第117章
  陆妙然忽然觉得,此刻的父亲有些陌生。
  她从来都觉得自己的父亲是一位正义忠心的政治家。
  她从来没见过爸爸这样凶狠好斗的模样。
  她觉得爸爸嘴里的韩子毅,和自己平时见到的韩子毅,并不是一个人。
  她听不懂那句“反间计”是什么。
  她只知道,她不喜欢看见韩子毅郁郁不得志的样子。
  陆洺舒见女儿不说话了,便蹲下身仰头看向陆妙然。
  “甜甜,你觉得韩子毅不是爸爸所说的这样的人,是不是?”
  在这场没有悬念的谈判里,陆妙然毫无悬念的落败了。
  她败的晕晕乎乎,只能随着父亲的提问去思考。
  “是......怀郁哥从来都没有问我要过什么,我也问过他娶我是不是为了权柄......可他只说如果不是我,他是连权柄都不屑要的......”

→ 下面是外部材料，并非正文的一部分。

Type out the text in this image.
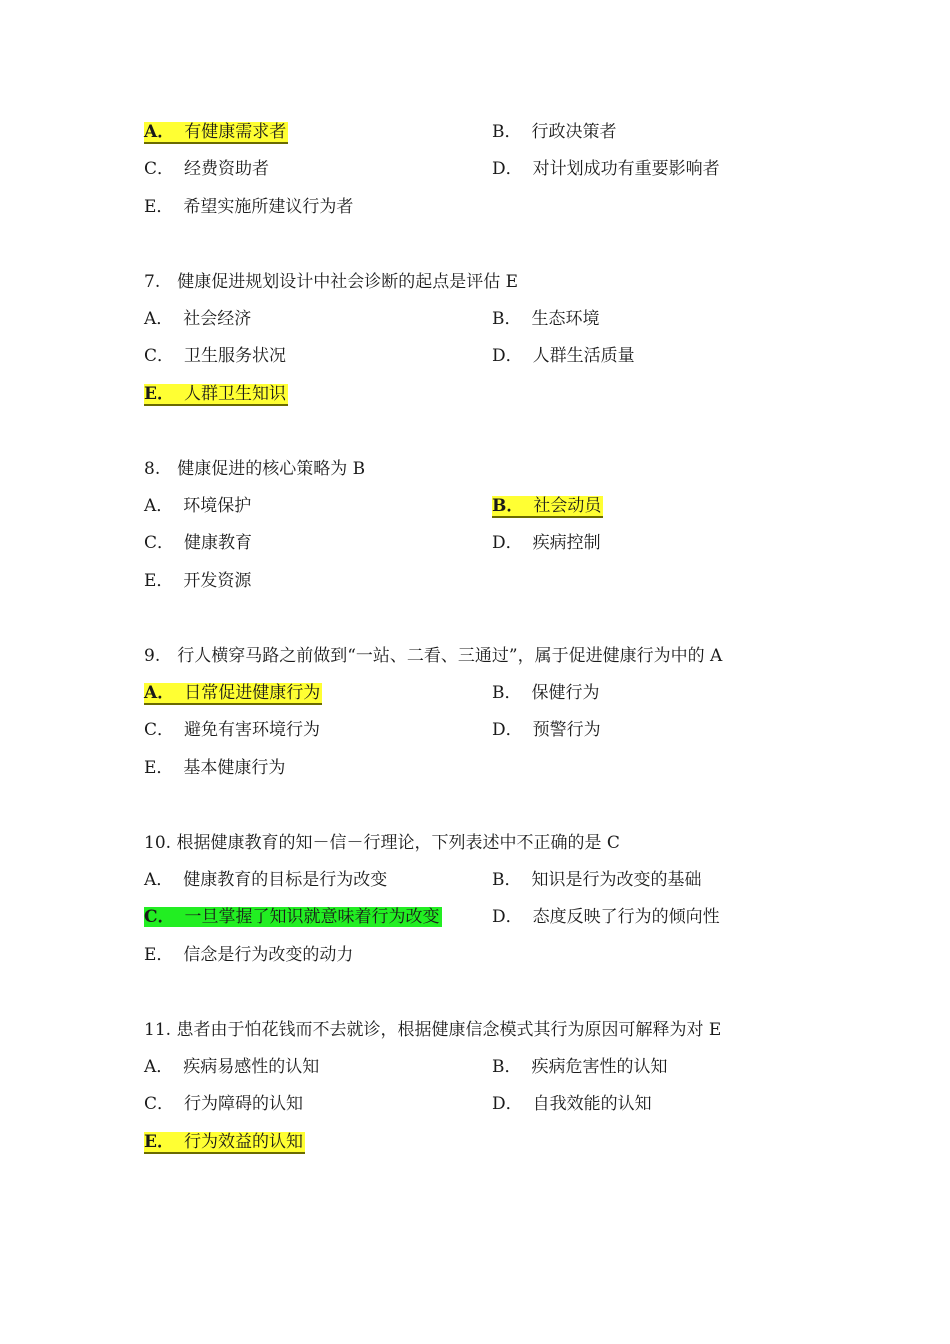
A． 有健康需求者	B． 行政决策者
C． 经费资助者	D． 对计划成功有重要影响者
E． 希望实施所建议行为者
7.　健康促进规划设计中社会诊断的起点是评估 E
A． 社会经济	B． 生态环境
C． 卫生服务状况	D． 人群生活质量
E． 人群卫生知识
8.　健康促进的核心策略为 B
A． 环境保护	B． 社会动员
C． 健康教育	D． 疾病控制
E． 开发资源
9.　行人横穿马路之前做到“一站、二看、三通过”，属于促进健康行为中的 A
A． 日常促进健康行为	B． 保健行为
C． 避免有害环境行为	D． 预警行为
E． 基本健康行为
10. 根据健康教育的知－信－行理论，下列表述中不正确的是 C
A． 健康教育的目标是行为改变	B． 知识是行为改变的基础
C． 一旦掌握了知识就意味着行为改变	D． 态度反映了行为的倾向性
E． 信念是行为改变的动力
11. 患者由于怕花钱而不去就诊，根据健康信念模式其行为原因可解释为对 E
A． 疾病易感性的认知	B． 疾病危害性的认知
C． 行为障碍的认知	D． 自我效能的认知
E． 行为效益的认知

  陆洺舒笑起来,只叹恋爱中的女孩真是世上最傻的存在。
  陆妙然的天真,一如她的母亲。
  “甜甜,爸爸不想伤你,但你记住,千万不要拿男人当人看,你喜欢韩子毅,你养着他,宠着他,拿他寻开心,甚至于跟他结婚,这些都可以,但你唯独不可以将他当做和你一样的人,人被人背叛,是世上最痛苦的事,但人被物件儿背叛,就只要再换一个就好了”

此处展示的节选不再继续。